We are incarcerated by a fast-paced life. We try to do everything fast in the name of being productive. And in our fast lives, while we are forced to eat fast foods which are quick and unauthentic, we are missing out on a great deal of enjoyment by not consuming what food used to be. We do not know who grows and prepares our food, or where does it come from. In short, we are just consuming things that we do not know about.
We have all had fast food. Some of the biggest brands in the fast-food industry are McDonald’s, KFC, Burger King, Pizza Hut, Subway, Starbucks, and so on. Fast food is mass-produced food, which is cheap and easy to eat. It is designed for speed of service and is meant to be produced and consumed quickly. However, it is not necessarily good for the planet or for you as it is high in sodium, saturated fat, trans fat, and cholesterol.
So, in counter-response to the rapid growth of “fast-food”, the concept of slow food was yielded. The slow food movement was found by an Italian named Carlo Petrini in 1986 as a protest against a McDonald’s outlet opening in Piazza di Spagna, in the heart of Rome. Rome is well-known globally for its great food, culture, and traditions. Petrini worried that the fast-food chains would threaten the local traditions and the local dining establishments of the working class. Thus, the slow food movement was born. The movement emphasizes to retain the world of authentic food and build respect for the people who produce, grow, and prepare it.
Slow food is just the opposite of fast food. It is all about the right time and balance. It is based on the idea of “living an unhurried life, and beginning at the table.” It encourages the use of regional and local produce, traditional cooking methods, and sharing the enjoyment of slowly prepared and cooked foods in the company of others.
It is all about ‘good, clean and fair’ food for all. Slow food is good in the sense it provides nutrition, is delicious, and promotes diversity and authentic cuisines. It is clean because it promotes food that is local, seasonal, and sustainably grown, and assists people and the environment to depend on each other. It is fair because it promotes ethical conditions and pays for producers, and accessible prices for consumers.

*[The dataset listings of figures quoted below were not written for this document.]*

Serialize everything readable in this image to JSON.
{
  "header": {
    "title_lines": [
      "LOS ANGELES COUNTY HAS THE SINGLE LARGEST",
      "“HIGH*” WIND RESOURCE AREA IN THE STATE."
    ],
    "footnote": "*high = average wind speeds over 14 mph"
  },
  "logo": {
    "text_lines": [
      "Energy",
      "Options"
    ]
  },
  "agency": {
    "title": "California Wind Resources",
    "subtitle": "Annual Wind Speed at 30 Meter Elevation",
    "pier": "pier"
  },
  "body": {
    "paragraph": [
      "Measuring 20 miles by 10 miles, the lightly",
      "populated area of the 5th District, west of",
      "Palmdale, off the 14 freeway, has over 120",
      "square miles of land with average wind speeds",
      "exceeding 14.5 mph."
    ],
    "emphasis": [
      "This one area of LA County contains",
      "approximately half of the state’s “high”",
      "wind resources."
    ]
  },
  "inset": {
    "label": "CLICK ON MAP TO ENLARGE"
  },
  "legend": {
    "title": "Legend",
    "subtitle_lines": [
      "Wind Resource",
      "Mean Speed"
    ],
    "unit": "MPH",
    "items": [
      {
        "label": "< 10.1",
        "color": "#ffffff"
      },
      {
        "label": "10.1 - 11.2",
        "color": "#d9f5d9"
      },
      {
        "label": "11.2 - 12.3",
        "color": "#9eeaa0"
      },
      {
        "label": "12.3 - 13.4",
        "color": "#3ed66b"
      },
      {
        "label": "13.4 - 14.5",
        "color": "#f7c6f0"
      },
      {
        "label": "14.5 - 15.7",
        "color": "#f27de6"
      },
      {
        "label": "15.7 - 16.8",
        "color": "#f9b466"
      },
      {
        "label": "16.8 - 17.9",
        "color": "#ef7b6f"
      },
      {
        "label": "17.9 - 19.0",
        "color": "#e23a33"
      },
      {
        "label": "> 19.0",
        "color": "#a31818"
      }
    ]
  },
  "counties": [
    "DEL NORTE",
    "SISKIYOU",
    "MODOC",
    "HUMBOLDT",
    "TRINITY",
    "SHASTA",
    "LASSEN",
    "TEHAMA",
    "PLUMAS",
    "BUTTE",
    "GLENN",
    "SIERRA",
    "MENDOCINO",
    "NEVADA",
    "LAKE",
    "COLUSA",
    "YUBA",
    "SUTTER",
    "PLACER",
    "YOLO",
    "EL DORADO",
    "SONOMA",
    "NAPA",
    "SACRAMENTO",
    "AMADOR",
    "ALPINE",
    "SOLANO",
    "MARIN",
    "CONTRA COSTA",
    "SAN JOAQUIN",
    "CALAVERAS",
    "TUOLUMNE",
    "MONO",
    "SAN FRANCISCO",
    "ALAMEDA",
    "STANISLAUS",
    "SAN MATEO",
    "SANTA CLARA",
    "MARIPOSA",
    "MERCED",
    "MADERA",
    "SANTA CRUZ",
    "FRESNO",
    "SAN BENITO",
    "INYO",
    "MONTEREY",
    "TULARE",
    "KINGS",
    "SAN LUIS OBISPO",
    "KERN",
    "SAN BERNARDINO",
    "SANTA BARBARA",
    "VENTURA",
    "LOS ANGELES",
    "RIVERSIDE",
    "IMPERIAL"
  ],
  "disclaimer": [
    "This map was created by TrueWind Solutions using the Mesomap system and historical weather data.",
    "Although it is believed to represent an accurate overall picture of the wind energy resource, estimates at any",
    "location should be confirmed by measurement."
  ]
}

Now, there are a number of benefits of consuming slow food:
Slow Food urges for cooking with natural, fresh, and high-quality ingredients rather than heavily processed foods. The consumers know where their food came from and that it provides high nutritional value. It helps both bodily and mental health to improve.
Slow preparation and eating:
During the preparation of the food, people take time to relax and share a conversation. While eating slowly in a relaxed setting, the digestion will be good, and we experience more flavors and aromas, thus, gaining a new appreciation for our food.
Good for the environment:
Highly processed foods require a lot of water, energy, and other resources to produce and the additional waste for packaging. In contrast, slow food urges people to choose lowly processed foods that are in season and are locally grown, which helps the environment by reducing our carbon footprint.
Promotes local food and culture:
When you go to a new place, you get to experience unique and local food cultures, often prepared with ingredients harvested locally. Slow food aims to preserve local recipes and old-fashioned food traditions as opposed to standardized and preserved food that fast food offers that does not vary with different places.
Fair for Farmers
The slow food movement also fights to protect the rights of people who harvest the food as they are an indispensable link in the food chain. It urges to provide fair and deserved wages to the farmers for their labor and is against the use of any dangerous chemicals that could harm farmers’ health. All-in-all, we all need to adopt a slow food culture and attitude because it is good, clean, and fair. Be healthy, eat slow!